Meaning that it could be argued based on the contributor documents that this should be an inline resource only.

However, that would cause a loop error on apply; since the azurerm_dashboard_grafana_managed_private_endpoint resource (or, presumably, another type which can connect to an azurerm_monitor_workspace) references the azurerm_monitor_workspace resource id directly, it would not be possible to reference azurerm_dashboard_grafana_managed_private_endpoint in the azurerm_monitor_workspace resource inline block (and actually, as it stands, the proposed HCL for azurerm_monitor_workspace_private_endpoint_connection_approval only includes a link to the service_private_endpoint_id to satisfy the dependency graph; the id would not be used otherwise in the code).
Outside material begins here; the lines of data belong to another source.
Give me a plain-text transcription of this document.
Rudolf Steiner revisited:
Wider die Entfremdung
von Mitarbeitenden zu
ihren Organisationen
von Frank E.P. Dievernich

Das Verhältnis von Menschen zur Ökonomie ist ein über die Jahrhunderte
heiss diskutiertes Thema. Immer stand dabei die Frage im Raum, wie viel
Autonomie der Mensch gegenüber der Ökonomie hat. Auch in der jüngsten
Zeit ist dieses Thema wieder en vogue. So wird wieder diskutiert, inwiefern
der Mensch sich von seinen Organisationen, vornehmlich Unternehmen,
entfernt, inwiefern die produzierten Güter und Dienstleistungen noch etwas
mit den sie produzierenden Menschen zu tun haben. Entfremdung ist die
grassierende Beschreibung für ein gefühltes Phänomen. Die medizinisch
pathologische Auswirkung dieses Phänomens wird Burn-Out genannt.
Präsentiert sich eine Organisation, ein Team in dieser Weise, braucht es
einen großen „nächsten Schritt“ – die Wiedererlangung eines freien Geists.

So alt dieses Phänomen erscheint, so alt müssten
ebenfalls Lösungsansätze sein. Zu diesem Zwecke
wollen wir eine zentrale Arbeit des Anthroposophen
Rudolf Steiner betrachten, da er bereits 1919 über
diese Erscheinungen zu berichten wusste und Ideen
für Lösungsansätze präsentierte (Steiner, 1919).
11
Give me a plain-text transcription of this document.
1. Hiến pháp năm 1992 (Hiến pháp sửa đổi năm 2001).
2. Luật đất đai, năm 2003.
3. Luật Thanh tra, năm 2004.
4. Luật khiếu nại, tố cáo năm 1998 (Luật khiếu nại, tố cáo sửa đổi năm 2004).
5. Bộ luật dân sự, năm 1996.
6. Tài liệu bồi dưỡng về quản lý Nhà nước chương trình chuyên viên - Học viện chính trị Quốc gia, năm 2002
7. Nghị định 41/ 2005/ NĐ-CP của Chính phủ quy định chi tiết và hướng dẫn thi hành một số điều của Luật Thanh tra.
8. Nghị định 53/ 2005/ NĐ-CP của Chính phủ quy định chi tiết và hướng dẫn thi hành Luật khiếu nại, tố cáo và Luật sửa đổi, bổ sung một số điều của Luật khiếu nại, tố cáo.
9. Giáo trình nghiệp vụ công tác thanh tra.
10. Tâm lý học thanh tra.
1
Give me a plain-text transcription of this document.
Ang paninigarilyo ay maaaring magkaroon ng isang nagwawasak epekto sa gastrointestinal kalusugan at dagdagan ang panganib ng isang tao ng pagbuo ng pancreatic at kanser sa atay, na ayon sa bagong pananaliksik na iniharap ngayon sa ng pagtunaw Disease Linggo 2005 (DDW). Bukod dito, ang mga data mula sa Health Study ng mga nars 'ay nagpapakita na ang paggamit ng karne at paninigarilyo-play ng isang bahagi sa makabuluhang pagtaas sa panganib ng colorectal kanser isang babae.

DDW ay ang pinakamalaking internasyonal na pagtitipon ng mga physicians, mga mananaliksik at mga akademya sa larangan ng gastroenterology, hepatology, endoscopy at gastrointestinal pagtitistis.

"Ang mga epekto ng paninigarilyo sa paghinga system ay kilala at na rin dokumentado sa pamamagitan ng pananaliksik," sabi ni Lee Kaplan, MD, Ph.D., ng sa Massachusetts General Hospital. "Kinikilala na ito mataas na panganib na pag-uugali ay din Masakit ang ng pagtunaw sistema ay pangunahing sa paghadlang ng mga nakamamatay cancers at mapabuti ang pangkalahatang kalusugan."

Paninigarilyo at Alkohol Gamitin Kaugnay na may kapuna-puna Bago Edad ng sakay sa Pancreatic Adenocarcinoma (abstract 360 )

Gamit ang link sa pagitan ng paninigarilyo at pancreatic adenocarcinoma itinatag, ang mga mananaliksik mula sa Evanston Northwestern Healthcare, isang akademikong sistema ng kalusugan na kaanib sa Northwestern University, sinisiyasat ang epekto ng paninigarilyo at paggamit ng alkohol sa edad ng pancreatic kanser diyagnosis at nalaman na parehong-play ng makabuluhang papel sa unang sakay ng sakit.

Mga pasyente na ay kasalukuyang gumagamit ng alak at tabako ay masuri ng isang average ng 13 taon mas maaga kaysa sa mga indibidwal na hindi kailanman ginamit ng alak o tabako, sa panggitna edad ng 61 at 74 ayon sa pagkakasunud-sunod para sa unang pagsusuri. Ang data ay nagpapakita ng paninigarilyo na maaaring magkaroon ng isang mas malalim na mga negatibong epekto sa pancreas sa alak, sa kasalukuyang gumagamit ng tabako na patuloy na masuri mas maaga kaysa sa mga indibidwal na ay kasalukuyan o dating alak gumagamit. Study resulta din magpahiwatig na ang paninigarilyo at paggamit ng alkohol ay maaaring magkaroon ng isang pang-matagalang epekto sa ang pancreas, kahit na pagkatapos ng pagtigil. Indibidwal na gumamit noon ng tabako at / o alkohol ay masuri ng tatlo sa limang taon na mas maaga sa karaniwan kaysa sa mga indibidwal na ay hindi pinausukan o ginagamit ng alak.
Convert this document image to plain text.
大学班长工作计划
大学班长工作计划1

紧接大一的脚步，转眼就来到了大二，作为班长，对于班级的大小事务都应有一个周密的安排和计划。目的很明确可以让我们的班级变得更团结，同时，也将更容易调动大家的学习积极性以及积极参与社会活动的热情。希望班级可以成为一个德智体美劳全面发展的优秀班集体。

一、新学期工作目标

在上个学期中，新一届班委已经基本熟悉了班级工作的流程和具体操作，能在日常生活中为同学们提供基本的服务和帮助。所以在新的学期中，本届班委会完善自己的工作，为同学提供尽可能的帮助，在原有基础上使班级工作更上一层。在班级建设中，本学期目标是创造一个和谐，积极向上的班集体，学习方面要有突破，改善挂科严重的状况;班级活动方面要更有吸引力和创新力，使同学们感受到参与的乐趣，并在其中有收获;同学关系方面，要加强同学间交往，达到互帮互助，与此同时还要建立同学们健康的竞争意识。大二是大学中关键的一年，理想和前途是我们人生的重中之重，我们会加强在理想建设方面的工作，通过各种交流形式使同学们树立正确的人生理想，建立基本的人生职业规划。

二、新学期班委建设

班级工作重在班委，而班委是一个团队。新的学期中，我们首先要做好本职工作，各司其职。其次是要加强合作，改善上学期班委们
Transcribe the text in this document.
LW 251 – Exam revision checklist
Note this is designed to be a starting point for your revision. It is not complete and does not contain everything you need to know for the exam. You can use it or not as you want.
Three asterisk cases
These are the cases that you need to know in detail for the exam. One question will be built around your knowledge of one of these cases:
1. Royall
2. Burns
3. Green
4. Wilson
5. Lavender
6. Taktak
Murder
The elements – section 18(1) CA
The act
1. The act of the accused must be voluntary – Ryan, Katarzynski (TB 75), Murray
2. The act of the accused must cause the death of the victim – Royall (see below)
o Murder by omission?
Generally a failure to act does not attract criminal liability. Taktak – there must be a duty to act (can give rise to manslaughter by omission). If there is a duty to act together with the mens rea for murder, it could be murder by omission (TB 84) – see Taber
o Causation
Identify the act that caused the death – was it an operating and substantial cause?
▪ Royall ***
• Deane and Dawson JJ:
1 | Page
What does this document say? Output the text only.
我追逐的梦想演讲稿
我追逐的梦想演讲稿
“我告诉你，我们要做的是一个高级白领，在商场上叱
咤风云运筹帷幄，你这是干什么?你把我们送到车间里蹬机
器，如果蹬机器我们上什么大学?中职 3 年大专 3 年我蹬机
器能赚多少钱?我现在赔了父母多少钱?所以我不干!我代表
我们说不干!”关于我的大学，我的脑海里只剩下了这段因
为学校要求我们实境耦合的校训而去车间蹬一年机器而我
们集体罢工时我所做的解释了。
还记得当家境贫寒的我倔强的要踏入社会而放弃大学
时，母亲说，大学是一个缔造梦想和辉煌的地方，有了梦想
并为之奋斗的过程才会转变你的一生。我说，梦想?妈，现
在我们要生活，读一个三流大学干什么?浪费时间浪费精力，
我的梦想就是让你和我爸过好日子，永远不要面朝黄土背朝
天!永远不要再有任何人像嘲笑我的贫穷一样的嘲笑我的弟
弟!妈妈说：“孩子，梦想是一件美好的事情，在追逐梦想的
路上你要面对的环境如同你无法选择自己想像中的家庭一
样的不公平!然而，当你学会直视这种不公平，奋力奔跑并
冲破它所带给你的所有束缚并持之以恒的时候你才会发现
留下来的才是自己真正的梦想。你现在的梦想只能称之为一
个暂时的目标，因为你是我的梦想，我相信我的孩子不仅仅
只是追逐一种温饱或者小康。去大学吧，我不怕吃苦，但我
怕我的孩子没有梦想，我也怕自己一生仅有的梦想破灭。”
I'm thinking that what's really required here is upstream work in go-azure-sdk to expose the private endpoint connections as a totally separate client. Otherwise I'm inventing a composite resource ID, or I'm making up my own just to have the subresource ID get parsed properly.

[djryanj]

In case someone happens to come across this before it gets implemented, a workaround is mentioned in #23950 but with the merging of #27781 and once #27902 is merged you'll be able to do this with an AzAPI resource in place of a azurerm_monitor_workspace_private_endpoint_connection_approval resource:

resource "azurerm_resource_group" "example" {
  name     = "example-resources"
  location = "Canada Central"
}

resource "azurerm_monitor_workspace" "example" {
  name                          = "example-mamw"
  resource_group_name           = azurerm_resource_group.example.name
  location                      = azurerm_resource_group.example.location
  public_network_access_enabled = false
}

resource "azurerm_dashboard_grafana" "example" {
  name                          = "example-dg"
  resource_group_name           = azurerm_resource_group.example.name
  location                      = azurerm_resource_group.example.location
  grafana_major_version         = 10
  public_network_access_enabled = false

  azure_monitor_workspace_integrations {
    resource_id = azurerm_monitor_workspace.example.id
  }
}

resource "azurerm_dashboard_grafana_managed_private_endpoint" "example" {
  grafana_id                   = azurerm_dashboard_grafana.example.id
  name                         = "example-mpe"
  location                     = azurerm_dashboard_grafana.example.location
  private_link_resource_id     = azurerm_monitor_workspace.example.id
  group_ids                    = ["prometheusMetrics"]
  private_link_resource_region = azurerm_dashboard_grafana.example.location
}

resource "azapi_update_resource" "grafana_managed_private_endpoint_connection_approval" {
  type      = "Microsoft.Monitor/accounts/privateEndpointConnections@2023-04-03"
  name      = azurerm_monitor_workspace.example.private_endpoint_connections[0].name
  parent_id = azurerm_monitor_workspace.example.id

  body = jsonencode({
    properties = {
      privateLinkServiceConnectionState = {
        actionsRequired = "None"
        description     = "Approved via Terraform"
        status          = "Approved"
      }
    }
  })
  depends_on = [ azurerm_dashboard_grafana_managed_private_endpoint.example ]
}

This is significantly improved from the previous workaround that needed a ton of faffing about with local resources and such.